The Los Alamos National Laboratory in Los Alamos, N.M.
The Los Alamos National Laboratory in Los Alamos, N.M.

The Albuquerque Journal via AP, File

History tour

Our tour guide, Kathy, preferred to serve up history in chronological order, which meant our 90-minute walk started with a stop at an 800-year-old ancestral Pueblo site. She soon jumped centuries ahead to the period in which Los Alamos played host to the all-boys Ranch School, whose students included future Sears, Roebuck president Arthur Wood and writer Gore Vidal.

Kathy nearly spat on the ground when she pointed to the former site of the school's dorms, now one of the most unattractive strip malls this side of the Mississippi. A military team led by Brig. Gen. Leslie Groves shut down the school in 1942, so it could be adapted for the needs of its incoming residents.

Many of the buildings were torn down, but Fuller Lodge, the school's dining hall, remained. The scientists would also use it for meals, as well as for late-night activities that no teenage boy should ever attend.

Architect John Gaw Meem used wood from more than 700 Ponderosa pines to construct this marvel that's part barn, part palace. If the super-wealthy ever got into square dancing, this would be party central.

Just outside the lodge stands bronze statues of Oppenheimer and Groves. Kathy pointed out that the replica of the military commander isn't entirely accurate. His family asked that designers not show off his impressive pot belly.

Next up was a walk down Bathtub Row, so named because its residents had the only tubs in town. During the stroll, Kathy entertained our group with tales of Russian spies and how Oppenheimer's security clearance was eventually revoked.

She also shared how excited she was about the "Oppenheimer" movie. She guaranteed that it would be better than 2014's "Manhattan," the locally shot TV series so inaccurate that her husband, who worked for the laboratory at the time, screamed at the TV for 10 minutes.

All we could do once we arrived at the Oppenheimer house was peek through the windows. I was surprised to see pristine furniture in the living room that looked like it was part of a movie set. That's because it was.

The History Museum is planning to keep the house furnished with movie props rather than stock it with Oppenheimer's original couches and tables, a decision that should delight film fans and irk history buffs once it's open to the public.

You can go inside the neighboring house of Hans Bethe, who headed up the Manhattan Project's Theoretical Division. It hosts a history lesson on the Cold War, just one of the many attractions that force you to contemplate whether what these geniuses made here was a blessing or a curse.

The Los Alamos National Laboratory’s Chemistry and Metallurgy Research facility and the lab’s largest building.
The Los Alamos National Laboratory’s Chemistry and Metallurgy Research facility and the lab’s largest building.

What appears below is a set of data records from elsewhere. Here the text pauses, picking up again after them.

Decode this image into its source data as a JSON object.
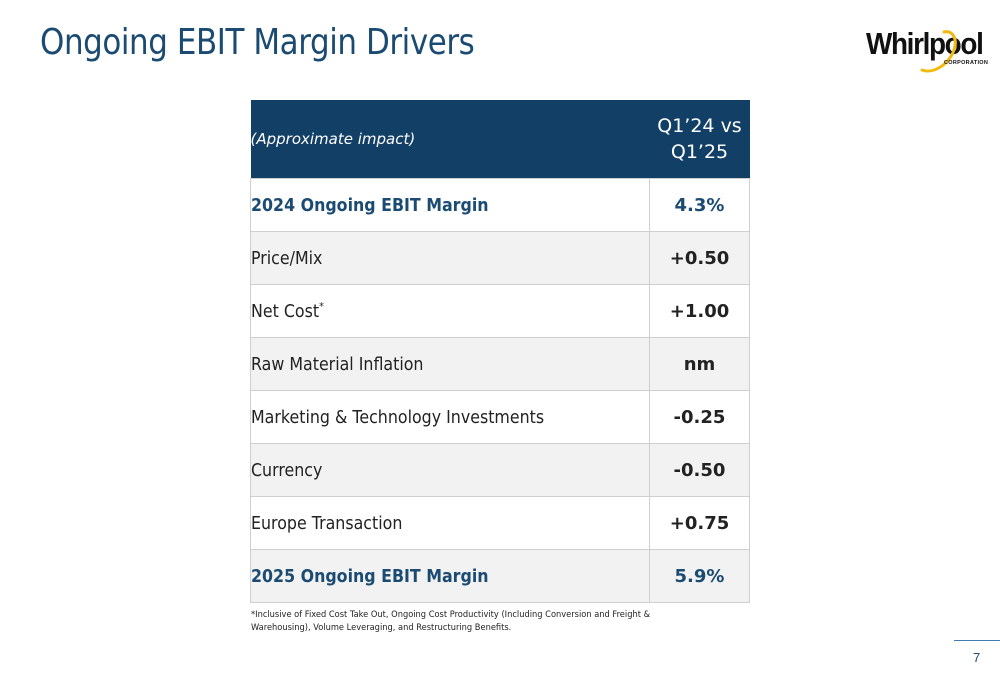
{
  "slide": {
    "title": "Ongoing EBIT Margin Drivers",
    "page_number": "7"
  },
  "logo": {
    "wordmark": "Whirlpool",
    "subtext": "CORPORATION"
  },
  "table": {
    "header_left": "(Approximate impact)",
    "header_right_line1": "Q1’24 vs",
    "header_right_line2": "Q1’25",
    "rows": [
      {
        "label": "2024 Ongoing EBIT Margin",
        "value": "4.3%"
      },
      {
        "label": "Price/Mix",
        "value": "+0.50"
      },
      {
        "label": "Net Cost",
        "label_sup": "*",
        "value": "+1.00"
      },
      {
        "label": "Raw Material Inflation",
        "value": "nm"
      },
      {
        "label": "Marketing & Technology Investments",
        "value": "-0.25"
      },
      {
        "label": "Currency",
        "value": "-0.50"
      },
      {
        "label": "Europe Transaction",
        "value": "+0.75"
      },
      {
        "label": "2025 Ongoing EBIT Margin",
        "value": "5.9%"
      }
    ]
  },
  "footnote": "*Inclusive of Fixed Cost Take Out, Ongoing Cost Productivity (Including Conversion and Freight & Warehousing), Volume Leveraging, and Restructuring Benefits.",
  "colors": {
    "header_bg": "#123f66",
    "title": "#1b4b72",
    "positive": "#5c9a3a",
    "negative": "#e0575b",
    "neutral": "#6a6a6a",
    "logo_accent": "#f2b90f"
  }
}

Jane Bernard, The Albuquerque Journal via AP, File

In and around Los Alamos

There are many ways to get to Los Alamos. I caught a flight to Albuquerque, arriving just in time to enjoy a late dinner at Frontier Restaurant, a hangout for college students and diners who think food tastes better under portraits of John Wayne.

Take your time making the 90-minute drive north to Los Alamos. I stopped at the Walatowa Visitor Center at Jemez Pueblo the next morning for hot coffee and a history lesson on some of the Native Americans who developed this area.

For those seeking a more relaxing pit stop, meander around Jemez Springs, a village crammed with inns, spas and art galleries. Drivers skittish about the winding road ahead — it's a roller-coaster ride that may make your stomach your churn — may want to book a massage.

Or you can steady your nerves after you arrive in Los Alamos with lunch at Blue Window Bistro. The spacious restaurant serves a tart strawberry lemonade and a New Mexico dip sandwich so tender that the au jus seemed redundant.

Before making the 90-minute drive on to Taos, the tourist town where folk art is treated like Michelangelo, I paused at Ashley Pond, across the street from the Oppenheimer sites. It's a picturesque park that wouldn't be out of place in a Frank Capra movie. It doesn't play a significant role in history, but it's a pleasant place in Los Alamos to clear your just-blown mind.